The goods and services tax (GST) costs businesses money in two ways. The most obvious is the tax levied on a business’s goods and services, but there is a second, more subtle, cost — the professional fees, time and other administrative costs associated with GST.
Most businesses focus on reducing the costs of complying with this tax, however many may be overlooking opportunities to not just reduce the GST levied but, for certain businesses, to be in a GST refund position year-on-year.
From time to time, politicians may hint via mainstream media that a change to the GST credits that a business can claim may be on the cards — and one of these changes could be the ability to claim credits against expenses relating to income for “financial supplies”.
The general rule in this area of tax law is that you cannot claim a GST credit for expenses if they relate to income that is not subject to GST itself. One of the exceptions to this rule is for “financial supplies”.
Even though your business may not be a financial institution, it is still possible for you to make a financial supply. For example, if you provide credit to customers so they can make a purchase, and charge some interest on that credit, this is a financial supply.
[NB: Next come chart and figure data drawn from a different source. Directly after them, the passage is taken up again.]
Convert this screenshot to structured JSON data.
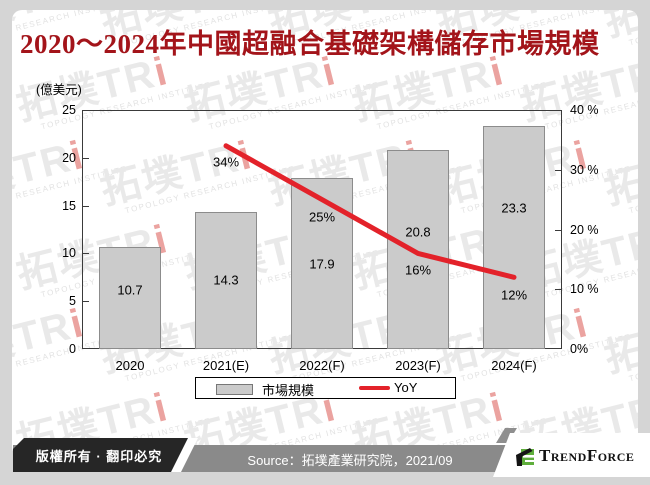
{
  "page": {
    "background": "#D5D5D5"
  },
  "header": {
    "title": "2020～2024年中國超融合基礎架構儲存市場規模",
    "title_color": "#A3141A"
  },
  "chart_data": {
    "type": "bar+line",
    "title": "2020～2024年中國超融合基礎架構儲存市場規模",
    "categories": [
      "2020",
      "2021(E)",
      "2022(F)",
      "2023(F)",
      "2024(F)"
    ],
    "series": [
      {
        "name": "市場規模",
        "chart": "bar",
        "unit": "億美元",
        "values": [
          10.7,
          14.3,
          17.9,
          20.8,
          23.3
        ],
        "labels": [
          "10.7",
          "14.3",
          "17.9",
          "20.8",
          "23.3"
        ],
        "fill": "#CBCBCB",
        "border": "#8C8C8C"
      },
      {
        "name": "YoY",
        "chart": "line",
        "unit": "%",
        "values": [
          null,
          34,
          25,
          16,
          12
        ],
        "labels": [
          "34%",
          "25%",
          "16%",
          "12%"
        ],
        "color": "#E3222A"
      }
    ],
    "left_axis": {
      "title": "(億美元)",
      "min": 0,
      "max": 25,
      "ticks": [
        "25",
        "20",
        "15",
        "10",
        "5",
        "0"
      ]
    },
    "right_axis": {
      "min": 0,
      "max": 40,
      "ticks": [
        "40 %",
        "30 %",
        "20 %",
        "10 %",
        "0%"
      ]
    },
    "legend": {
      "position": "bottom",
      "items": [
        "市場規模",
        "YoY"
      ]
    },
    "grid": false
  },
  "watermark": {
    "brand_prefix": "拓墣TR",
    "brand_i": "i",
    "sub": "TOPOLOGY RESEARCH INSTITUTE"
  },
  "footer": {
    "copyright": "版權所有 · 翻印必究",
    "source": "Source：拓墣產業研究院，2021/09",
    "logo_text": "TrendForce",
    "logo_green": "#5FAE3C"
  }
}
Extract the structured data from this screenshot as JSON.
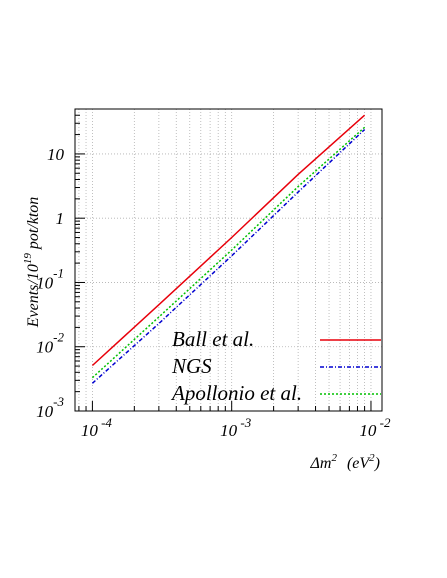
{
  "chart_data": {
    "type": "line",
    "xscale": "log",
    "yscale": "log",
    "xlim": [
      7.5e-05,
      0.012
    ],
    "ylim": [
      0.001,
      50
    ],
    "grid": true,
    "legend_placement": "bottom-right",
    "xlabel": {
      "base": "Δm",
      "sup": "2",
      "unit_base": "(eV",
      "unit_sup": "2",
      "unit_end": ")"
    },
    "ylabel": {
      "prefix": "Events/10",
      "sup": "19",
      "suffix": " pot/kton"
    },
    "xticks": [
      {
        "value": 0.0001,
        "base": "10",
        "exp": "-4"
      },
      {
        "value": 0.001,
        "base": "10",
        "exp": "-3"
      },
      {
        "value": 0.01,
        "base": "10",
        "exp": "-2"
      }
    ],
    "yticks": [
      {
        "value": 0.001,
        "base": "10",
        "exp": "-3"
      },
      {
        "value": 0.01,
        "base": "10",
        "exp": "-2"
      },
      {
        "value": 0.1,
        "base": "10",
        "exp": "-1"
      },
      {
        "value": 1,
        "base": "1",
        "exp": ""
      },
      {
        "value": 10,
        "base": "10",
        "exp": ""
      }
    ],
    "series": [
      {
        "name": "Ball et al.",
        "color": "#e8000b",
        "style": "solid",
        "x": [
          0.0001,
          0.0003,
          0.001,
          0.003,
          0.009
        ],
        "y": [
          0.0051,
          0.045,
          0.5,
          4.8,
          40
        ]
      },
      {
        "name": "NGS",
        "color": "#0000d0",
        "style": "dashdot",
        "x": [
          0.0001,
          0.0003,
          0.001,
          0.003,
          0.009
        ],
        "y": [
          0.0027,
          0.023,
          0.26,
          2.55,
          24
        ]
      },
      {
        "name": "Apollonio et al.",
        "color": "#00c000",
        "style": "dotted",
        "x": [
          0.0001,
          0.0003,
          0.001,
          0.003,
          0.009
        ],
        "y": [
          0.0033,
          0.029,
          0.32,
          3.1,
          26
        ]
      }
    ]
  }
}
The ATO lists examples of financial supplies as the following:
- lending or borrowing money
- providing your customers with goods on credit for a fee
- creating, maintaining and closing your customer’s bank account
- life insurance
- dealing in
- unit trusts
- partnership interests, and
- futures contracts.
Being input taxed means that you don’t pay GST on any financial supplies made, and generally can’t claim GST credits for the tax that is included in the cost of anything you buy to make those supplies. However, with regard to the above-mentioned financial supplies, there are four exceptions.
A business can claim GST credits for the tax paid on relevant purchases if any of the following applies:
- you do not exceed the financial acquisitions threshold (see below)
- you use the purchase to make a financial supply through a business or a part of a business that you carry on outside Australia
- your purchase relates to a borrowing you make, which in turn you use for making sales that are not input taxed (this does not include a borrowing through a deposit account you make on or after July 1, 2012 as mentioned in forextradingaustralia.com.au , if you are an Australian authorised deposit taking institution, such as a bank, building society or credit union)
- your purchase is a “reduced credit acquisition” that you use to make a financial supply (which generally gives rise to a 75% claim).
Ask this office if you require further explanation of any of these exceptions.
The financial acquisitions threshold (beyond which GST credits cannot be claimed) is a double-barrelled affair, in that it can be exceeded by either of two tests. For the relevant 12-month period, if the GST credits you could claim for financial supplies are more than 10% of the total amount of GST credits for all purchases (including financial acquisitions), you will have exceeded the threshold. You will also go over the threshold if GST credits from financial supplies are more than $150,000 for the year.
This last threshold has been pegged at $150,000 only since the start of the 2012-13 financial year (it was previously $50,000, and was set when GST was introduced in 2000) — which means that a business’s capacity to make such claims (under this part of the double-barrell threshold) has increased threefold.
The subsequently available credits will vary depending on the particular business activities of an enterprise — but every little bit helps, as GST credits for financial supplies can build up over a year.
How it works
By way of example, let’s look at Steve, who earns income from two businesses, one of which is share trading. The share trades he makes are “financial supplies” and therefore input taxed. This means Steve is not required to register for GST for this business income. However, he is registered due to his other enterprise.
The annual monthly GST credits relating to expenses from share trading activities (for say, brokerage and relevant research publications) is $8,000 and the remainder of GST credits he can claim from his retail clothing store is $90,000. This represents 8% ($8,000 ÷ $98,000). This means Steve passes both tests for the financial acquisitions threshold and can therefore claim the GST credits relating to the share activities.
Remember that the test for the financial acquisition threshold are that the GST credits are:
- equal to or less than $150,000 of GST credits from financial supplies claimed throughout the year (so a monthly limit of $12,500)
- equal to or less than 10% of the total GST credits you could claim for all purchases.